Rethink Robotics' Baxter, you'll recall, is the workplace bot that's touted as a safe, efficient co-worker; he's human-friendly. Baxter can perform repetitive tasks in the same space as humans, and is lauded for apparently being able to avoid whacking them. In a sage move, the company also gave Baxter a cheerily sympathetic animated demeanor, perhaps so that its co-workers, the mailroom employees, factory hands, and assembly line workers whom it will soon replace, would remain unthreatened.

Until now, he also remained stationary. The Ridgeback upgrade changes that.

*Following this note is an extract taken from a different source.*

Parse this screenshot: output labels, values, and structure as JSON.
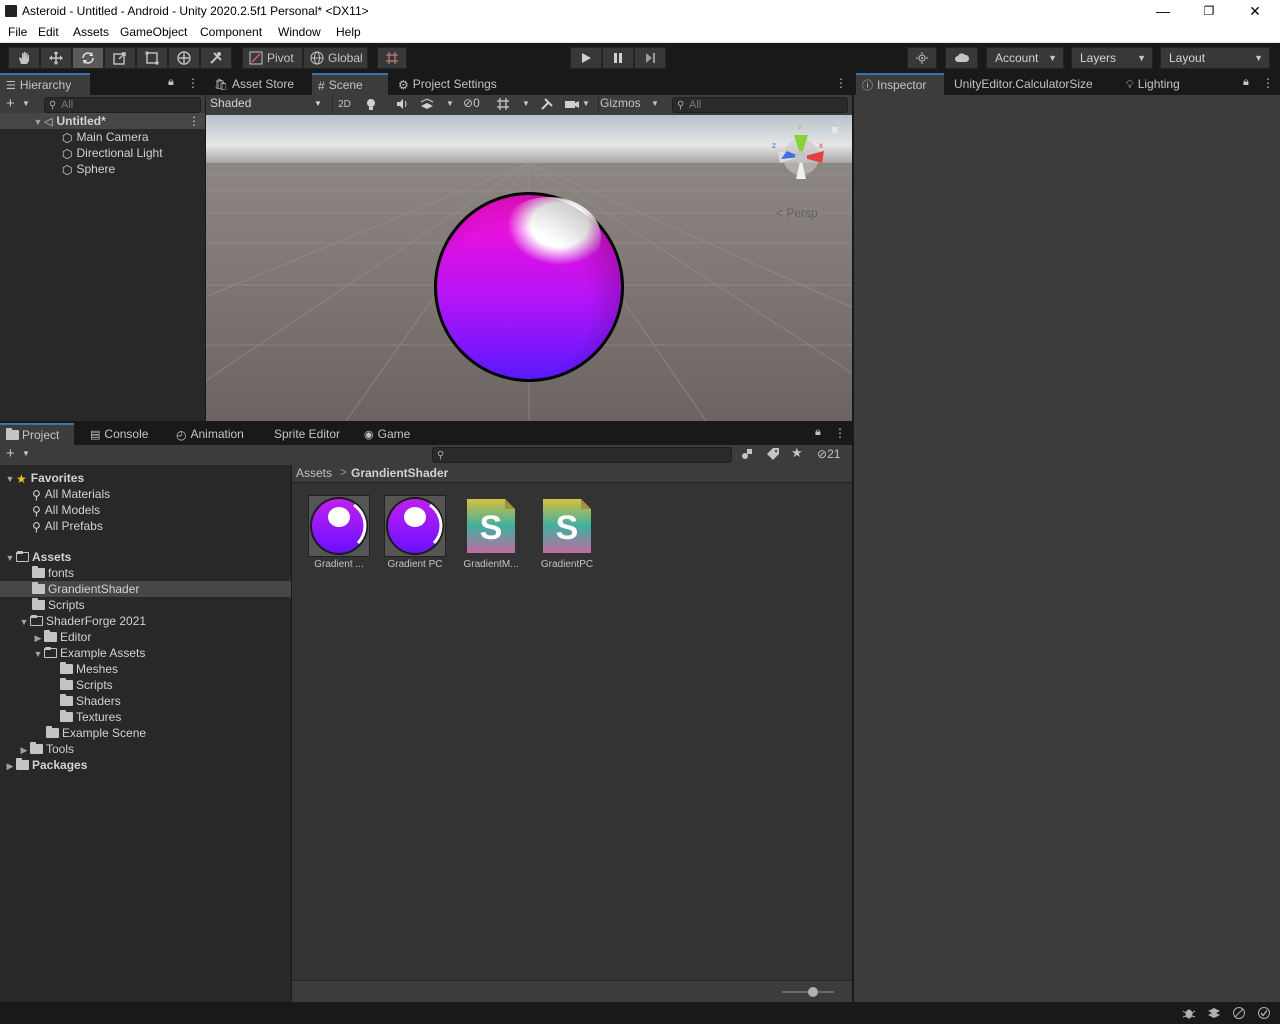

Clearpath worked directly with Boston-based Rethink to fit the platform to Baxter's, though a company representative tells me that it can be tailored to carry other machinery, or to ferry payloads all by its lonesome.

"Ridgeback weighs 125 kg and can haul around up to 100 kg on its back," IEEE Spectrum reports. "It rides on four independently controlled Swedish wheels, which is the general term for mecanum wheels, which is the specific term for those weird-looking wheels that can go sideways. This drive system allows Ridgeback to translate in any direction, as well as rotate in place. It has a top speed of 1.1 m/s, and can run for up to eight hours."

The perfect length!—a human's shift. Perhaps Baxter's coworkers will feel a bit more threatened when Baxter is rolling around stocking shelves.